THE Co-operative Group has agreed to sell its life insurance and asset management business to Royal London for £219m.
In a statement to the markets Royal London said it had entered into a “binding agreement” with the Co-operative Banking Group to buy the Co-operative Insurance Society business and the Co-operative Asset Management arm.
Royal London said the deal would boost its funds under management by 40% from £50bn to £70bn. However, it is only paying £39m up front with the balance of £180m deferred until certain conditions are met.
The Co-op first revealed its intention to sell the divisions, which employ 170, in July 2011 and has been in talks with Royal London ever since.
The shake-up was prompted by a strategic review of its life and savings business that took place after the merger with Britannia Building Society in 2009.
Barry Tootell, chief executive of The Co-operative Banking Group, said: “This decision reflects changes in the life assurance market and our focus on developing a compelling co-operative offer for our millions of customers and members.

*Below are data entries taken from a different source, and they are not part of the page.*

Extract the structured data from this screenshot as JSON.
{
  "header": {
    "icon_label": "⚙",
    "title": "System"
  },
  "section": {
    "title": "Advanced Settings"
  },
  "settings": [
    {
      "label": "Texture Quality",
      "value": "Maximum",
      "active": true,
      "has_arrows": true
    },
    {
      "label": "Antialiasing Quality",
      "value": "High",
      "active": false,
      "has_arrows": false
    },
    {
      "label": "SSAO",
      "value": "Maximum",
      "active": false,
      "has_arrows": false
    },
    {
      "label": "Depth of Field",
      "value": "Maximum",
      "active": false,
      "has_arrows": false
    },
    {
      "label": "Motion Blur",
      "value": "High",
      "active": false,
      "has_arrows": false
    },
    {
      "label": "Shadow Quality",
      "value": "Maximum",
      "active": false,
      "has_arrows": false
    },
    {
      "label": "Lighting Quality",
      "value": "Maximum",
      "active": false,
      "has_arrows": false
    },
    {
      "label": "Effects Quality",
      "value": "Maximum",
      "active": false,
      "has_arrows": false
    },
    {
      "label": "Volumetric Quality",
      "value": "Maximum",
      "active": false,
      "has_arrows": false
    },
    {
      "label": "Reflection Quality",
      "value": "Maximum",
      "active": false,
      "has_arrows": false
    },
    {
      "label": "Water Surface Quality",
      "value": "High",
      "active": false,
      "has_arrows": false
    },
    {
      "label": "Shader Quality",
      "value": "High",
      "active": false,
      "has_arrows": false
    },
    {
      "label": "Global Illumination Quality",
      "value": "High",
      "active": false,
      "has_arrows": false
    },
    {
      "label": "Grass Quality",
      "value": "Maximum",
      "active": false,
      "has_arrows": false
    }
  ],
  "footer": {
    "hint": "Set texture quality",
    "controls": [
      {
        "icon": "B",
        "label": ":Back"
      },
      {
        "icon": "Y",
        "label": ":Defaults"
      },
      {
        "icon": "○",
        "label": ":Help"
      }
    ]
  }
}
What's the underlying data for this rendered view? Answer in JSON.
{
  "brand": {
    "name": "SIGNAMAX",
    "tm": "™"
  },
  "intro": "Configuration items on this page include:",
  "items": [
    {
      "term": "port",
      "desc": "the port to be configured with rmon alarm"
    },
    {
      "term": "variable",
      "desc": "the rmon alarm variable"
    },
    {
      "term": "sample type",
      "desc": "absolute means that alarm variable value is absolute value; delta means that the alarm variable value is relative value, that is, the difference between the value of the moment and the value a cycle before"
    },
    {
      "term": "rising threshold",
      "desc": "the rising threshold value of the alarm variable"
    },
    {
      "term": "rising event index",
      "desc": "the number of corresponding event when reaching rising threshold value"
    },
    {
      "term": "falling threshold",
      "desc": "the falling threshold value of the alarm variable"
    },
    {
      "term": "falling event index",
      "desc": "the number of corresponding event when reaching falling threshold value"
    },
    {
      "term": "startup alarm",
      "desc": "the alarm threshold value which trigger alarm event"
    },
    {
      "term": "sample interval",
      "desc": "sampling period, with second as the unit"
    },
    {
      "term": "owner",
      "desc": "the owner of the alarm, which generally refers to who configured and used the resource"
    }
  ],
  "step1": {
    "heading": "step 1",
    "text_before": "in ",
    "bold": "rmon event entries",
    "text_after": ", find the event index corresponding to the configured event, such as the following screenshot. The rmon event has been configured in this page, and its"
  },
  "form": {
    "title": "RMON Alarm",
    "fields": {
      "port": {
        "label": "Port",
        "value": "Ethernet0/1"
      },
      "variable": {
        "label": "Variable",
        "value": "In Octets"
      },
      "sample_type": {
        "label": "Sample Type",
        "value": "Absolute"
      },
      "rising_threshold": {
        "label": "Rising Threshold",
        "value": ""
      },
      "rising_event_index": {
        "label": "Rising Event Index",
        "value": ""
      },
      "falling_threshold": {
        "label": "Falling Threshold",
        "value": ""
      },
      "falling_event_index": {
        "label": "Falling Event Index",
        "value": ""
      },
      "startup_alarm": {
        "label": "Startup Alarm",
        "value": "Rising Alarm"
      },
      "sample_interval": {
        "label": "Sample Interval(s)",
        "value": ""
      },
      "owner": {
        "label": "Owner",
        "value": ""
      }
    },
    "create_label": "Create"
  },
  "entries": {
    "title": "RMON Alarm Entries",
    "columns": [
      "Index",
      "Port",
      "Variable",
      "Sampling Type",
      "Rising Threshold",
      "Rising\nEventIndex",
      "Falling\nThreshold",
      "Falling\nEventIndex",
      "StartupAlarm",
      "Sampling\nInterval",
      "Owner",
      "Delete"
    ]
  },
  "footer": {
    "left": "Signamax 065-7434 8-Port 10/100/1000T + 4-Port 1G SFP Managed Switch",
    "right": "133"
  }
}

“The completion of this agreement is expected to generate a significant release of capital. The transfer of our life assurance and asset management businesses to Royal London will ensure the continued protection of our policyholders, within a strong, mutual business with the necessary scale and focus on the long-term savings sector.
“As member-owned organisations, we have much in common with Royal London, which has a track record of delivering strong performance for policyholders and a real focus on delivering good customer service. We believe this is the best outcome for our policyholders and members.”
The acquisition is subject to regulatory approval and a vote of members at both mutuals.